The external memory 158 may include any type of memory. For example, the external memory 158 may be SRAM, dynamic RAM (DRAM) such as synchronous DRAM (SDRAM), double data rate (DDR, DDR2, DDR3, etc.) SDRAM, RAMBUS DRAM, low power versions of the DDR DRAM (e.g. LPDDR, mDDR, etc.), etc. The external memory 158 may include one or more memory modules to which the memory devices are mounted, such as single inline memory modules (SIMMs), dual inline memory modules (DIMMs), etc. Alternatively, the external memory 158 may include one or more memory devices that are mounted on the IC 152 in a chip-on-chip or package-on-package implementation.

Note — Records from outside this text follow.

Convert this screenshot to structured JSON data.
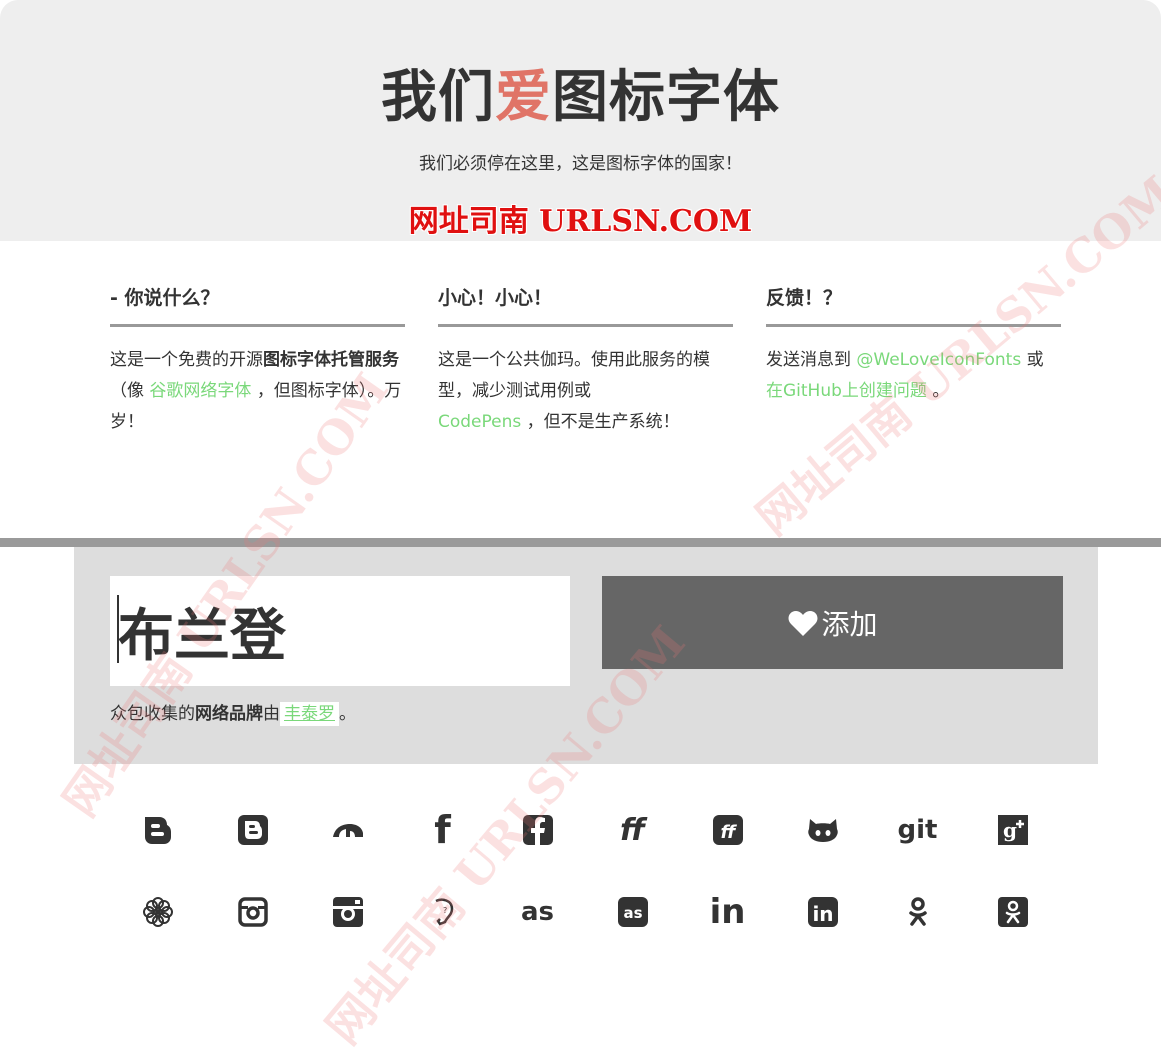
{
  "hero": {
    "title_part1": "我们",
    "title_love": "爱",
    "title_part2": "图标字体",
    "subtitle": "我们必须停在这里，这是图标字体的国家！",
    "brand": "网址司南 URLSN.COM"
  },
  "columns": [
    {
      "heading": "- 你说什么？",
      "text_a": "这是一个免费的开源",
      "text_bold": "图标字体托管服务",
      "text_b": "（像",
      "link": "谷歌网络字体",
      "text_c": "，但图标字体）。万岁！"
    },
    {
      "heading": "小心！小心！",
      "text_a": "这是一个公共伽玛。使用此服务的模型，减少测试用例或",
      "link": "CodePens",
      "text_b": "，但不是生产系统！"
    },
    {
      "heading": "反馈！？",
      "text_a": "发送消息到",
      "link1": "@WeLoveIconFonts",
      "text_b": "或",
      "link2": "在GitHub上创建问题",
      "text_c": "。"
    }
  ],
  "form": {
    "name_value": "布兰登",
    "add_label": "添加",
    "credit_a": "众包收集的",
    "credit_bold": "网络品牌",
    "credit_b": "由",
    "credit_link": "丰泰罗",
    "credit_c": "。"
  },
  "icons": {
    "row1": [
      "blogger-icon",
      "blogger-square-icon",
      "deviantart-icon",
      "facebook-icon",
      "facebook-square-icon",
      "friendfeed-icon",
      "friendfeed-square-icon",
      "github-icon",
      "git-icon",
      "google-plus-icon"
    ],
    "row2": [
      "flickr-flower-icon",
      "instagram-icon",
      "instagram-square-icon",
      "lanyrd-icon",
      "lastfm-icon",
      "lastfm-square-icon",
      "linkedin-icon",
      "linkedin-square-icon",
      "odnoklassniki-icon",
      "odnoklassniki-square-icon"
    ],
    "git_text": "git",
    "gplus_text": "g+",
    "lastfm_text": "as",
    "linkedin_text": "in",
    "ff_text": "ff",
    "f_text": "f"
  },
  "watermark": "网址司南 URLSN.COM"
}
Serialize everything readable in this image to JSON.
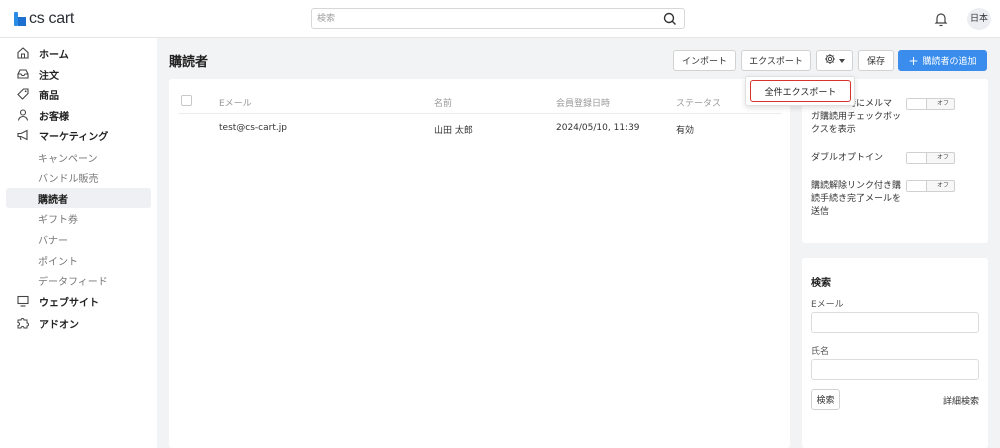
{
  "header": {
    "logo_text": "cs cart",
    "search_placeholder": "検索",
    "language": "日本"
  },
  "sidebar": {
    "items": [
      {
        "label": "ホーム",
        "icon": "home-icon"
      },
      {
        "label": "注文",
        "icon": "inbox-icon"
      },
      {
        "label": "商品",
        "icon": "tag-icon"
      },
      {
        "label": "お客様",
        "icon": "user-icon"
      },
      {
        "label": "マーケティング",
        "icon": "megaphone-icon"
      }
    ],
    "marketing_sub": [
      {
        "label": "キャンペーン"
      },
      {
        "label": "バンドル販売"
      },
      {
        "label": "購読者",
        "active": true
      },
      {
        "label": "ギフト券"
      },
      {
        "label": "バナー"
      },
      {
        "label": "ポイント"
      },
      {
        "label": "データフィード"
      }
    ],
    "bottom_items": [
      {
        "label": "ウェブサイト",
        "icon": "monitor-icon"
      },
      {
        "label": "アドオン",
        "icon": "puzzle-icon"
      }
    ]
  },
  "page": {
    "title": "購読者",
    "buttons": {
      "import": "インポート",
      "export": "エクスポート",
      "save": "保存",
      "add": "購読者の追加"
    }
  },
  "dropdown": {
    "item": "全件エクスポート"
  },
  "table": {
    "headers": [
      "Eメール",
      "名前",
      "会員登録日時",
      "ステータス"
    ],
    "rows": [
      [
        "test@cs-cart.jp",
        "山田 太郎",
        "2024/05/10, 11:39",
        "有効"
      ]
    ]
  },
  "options": {
    "opt1": "ユーザー登録時にメルマガ購読用チェックボックスを表示",
    "opt1_visible_line1": "時にメルマ",
    "opt1_line2": "ガ購読用チェックボッ",
    "opt1_line3": "クスを表示",
    "opt2": "ダブルオプトイン",
    "opt3_line1": "購読解除リンク付き購",
    "opt3_line2": "読手続き完了メールを",
    "opt3_line3": "送信",
    "toggle_off": "オフ"
  },
  "search_panel": {
    "title": "検索",
    "email_label": "Eメール",
    "name_label": "氏名",
    "search_button": "検索",
    "advanced": "詳細検索"
  },
  "colors": {
    "primary": "#3b8ded",
    "highlight_border": "#d9342b",
    "active_nav_bg": "#eef0f3",
    "main_bg": "#f2f3f5"
  }
}
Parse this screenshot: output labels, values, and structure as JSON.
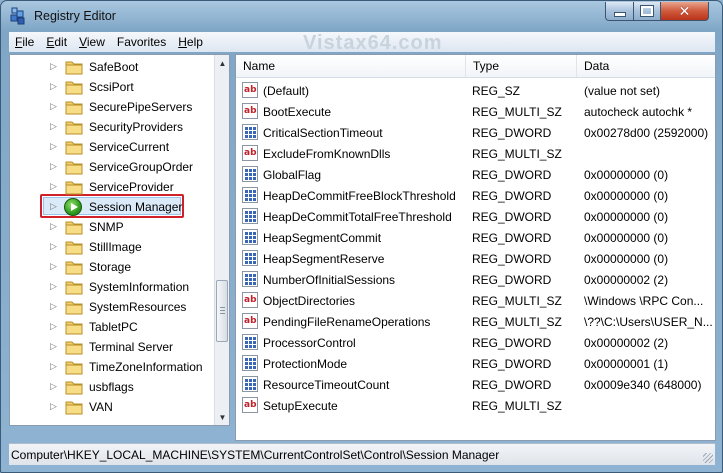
{
  "window": {
    "title": "Registry Editor"
  },
  "menu": [
    {
      "key": "F",
      "rest": "ile"
    },
    {
      "key": "E",
      "rest": "dit"
    },
    {
      "key": "V",
      "rest": "iew"
    },
    {
      "key": "",
      "rest": "Favorites"
    },
    {
      "key": "H",
      "rest": "elp"
    }
  ],
  "watermark": "Vistax64.com",
  "tree": {
    "items": [
      {
        "label": "SafeBoot"
      },
      {
        "label": "ScsiPort"
      },
      {
        "label": "SecurePipeServers"
      },
      {
        "label": "SecurityProviders"
      },
      {
        "label": "ServiceCurrent"
      },
      {
        "label": "ServiceGroupOrder"
      },
      {
        "label": "ServiceProvider"
      },
      {
        "label": "Session Manager",
        "selected": true
      },
      {
        "label": "SNMP"
      },
      {
        "label": "StillImage"
      },
      {
        "label": "Storage"
      },
      {
        "label": "SystemInformation"
      },
      {
        "label": "SystemResources"
      },
      {
        "label": "TabletPC"
      },
      {
        "label": "Terminal Server"
      },
      {
        "label": "TimeZoneInformation"
      },
      {
        "label": "usbflags"
      },
      {
        "label": "VAN"
      }
    ]
  },
  "list": {
    "columns": [
      "Name",
      "Type",
      "Data"
    ],
    "rows": [
      {
        "icon": "string",
        "name": "(Default)",
        "type": "REG_SZ",
        "data": "(value not set)"
      },
      {
        "icon": "string",
        "name": "BootExecute",
        "type": "REG_MULTI_SZ",
        "data": "autocheck autochk *"
      },
      {
        "icon": "dword",
        "name": "CriticalSectionTimeout",
        "type": "REG_DWORD",
        "data": "0x00278d00 (2592000)"
      },
      {
        "icon": "string",
        "name": "ExcludeFromKnownDlls",
        "type": "REG_MULTI_SZ",
        "data": ""
      },
      {
        "icon": "dword",
        "name": "GlobalFlag",
        "type": "REG_DWORD",
        "data": "0x00000000 (0)"
      },
      {
        "icon": "dword",
        "name": "HeapDeCommitFreeBlockThreshold",
        "type": "REG_DWORD",
        "data": "0x00000000 (0)"
      },
      {
        "icon": "dword",
        "name": "HeapDeCommitTotalFreeThreshold",
        "type": "REG_DWORD",
        "data": "0x00000000 (0)"
      },
      {
        "icon": "dword",
        "name": "HeapSegmentCommit",
        "type": "REG_DWORD",
        "data": "0x00000000 (0)"
      },
      {
        "icon": "dword",
        "name": "HeapSegmentReserve",
        "type": "REG_DWORD",
        "data": "0x00000000 (0)"
      },
      {
        "icon": "dword",
        "name": "NumberOfInitialSessions",
        "type": "REG_DWORD",
        "data": "0x00000002 (2)"
      },
      {
        "icon": "string",
        "name": "ObjectDirectories",
        "type": "REG_MULTI_SZ",
        "data": "\\Windows \\RPC Con..."
      },
      {
        "icon": "string",
        "name": "PendingFileRenameOperations",
        "type": "REG_MULTI_SZ",
        "data": "\\??\\C:\\Users\\USER_N..."
      },
      {
        "icon": "dword",
        "name": "ProcessorControl",
        "type": "REG_DWORD",
        "data": "0x00000002 (2)"
      },
      {
        "icon": "dword",
        "name": "ProtectionMode",
        "type": "REG_DWORD",
        "data": "0x00000001 (1)"
      },
      {
        "icon": "dword",
        "name": "ResourceTimeoutCount",
        "type": "REG_DWORD",
        "data": "0x0009e340 (648000)"
      },
      {
        "icon": "string",
        "name": "SetupExecute",
        "type": "REG_MULTI_SZ",
        "data": ""
      }
    ]
  },
  "status": {
    "path": "Computer\\HKEY_LOCAL_MACHINE\\SYSTEM\\CurrentControlSet\\Control\\Session Manager"
  },
  "colors": {
    "selection_outline": "#d0202a",
    "string_icon": "#c0202a",
    "dword_icon": "#3a66b8"
  }
}
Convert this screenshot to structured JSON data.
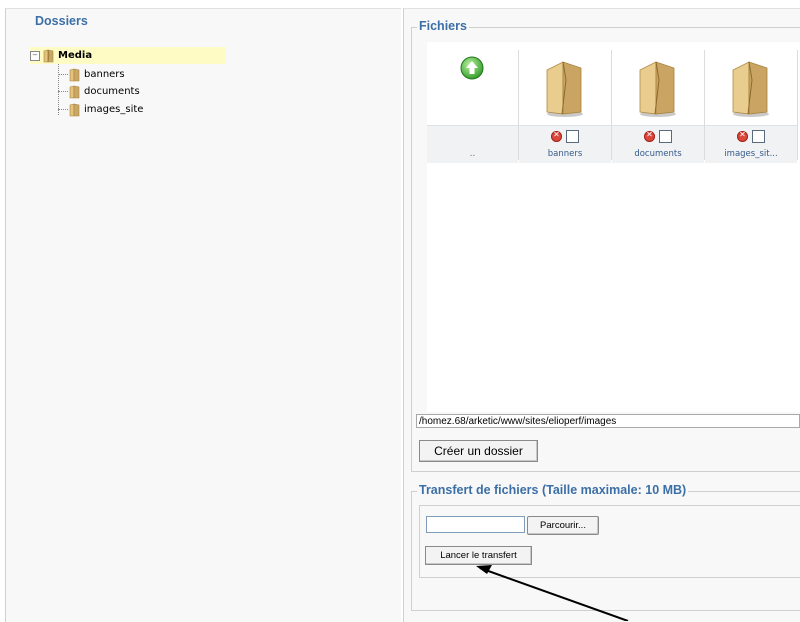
{
  "folders_panel": {
    "title": "Dossiers",
    "root": {
      "label": "Media"
    },
    "children": [
      {
        "label": "banners"
      },
      {
        "label": "documents"
      },
      {
        "label": "images_site"
      }
    ]
  },
  "files_panel": {
    "title": "Fichiers",
    "up_label": "..",
    "items": [
      {
        "name": "banners"
      },
      {
        "name": "documents"
      },
      {
        "name": "images_sit..."
      }
    ],
    "path": "/homez.68/arketic/www/sites/elioperf/images",
    "create_folder_label": "Créer un dossier"
  },
  "upload_panel": {
    "title": "Transfert de fichiers (Taille maximale: 10 MB)",
    "file_value": "",
    "browse_label": "Parcourir...",
    "submit_label": "Lancer le transfert"
  },
  "colors": {
    "heading": "#3b6fa6",
    "tree_highlight": "#fffbc4",
    "folder": "#c9a764"
  }
}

Generally, the electronic description 162 of the IC 152 stored on the computer accessible storage medium 160 may be a database which can be read by a program and used, directly or indirectly, to fabricate the hardware comprising the IC 152. For example, the description may be a behavioral-level description or register-transfer level (RTL) description of the hardware functionality in a high level design language (HDL) such as Verilog or VHDL. The description may be read by a synthesis tool which may synthesize the description to produce a netlist comprising a list of gates from a synthesis library. The netlist comprises a set of gates which also represent the functionality of the hardware comprising the IC 152. The netlist may then be placed and routed to produce a data set describing geometric shapes to be applied to masks. The masks may then be used in various semiconductor fabrication steps to produce a semiconductor circuit or circuits corresponding to the IC 152. Alternatively, the description 162 on the computer accessible storage medium 300 may be the netlist (with or without the synthesis library) or the data set, as desired.
While the computer accessible storage medium 160 stores a description 162 of the IC 152, other embodiments may store a description 162 of any portion of the IC 152, as desired (e.g. the computation engine 10 and/or the processor 12, as mentioned above).
Numerous variations and modifications will become apparent to those skilled in the art once the above disclosure is fully appreciated. It is intended that the following claims be interpreted to embrace all such variations and modifications.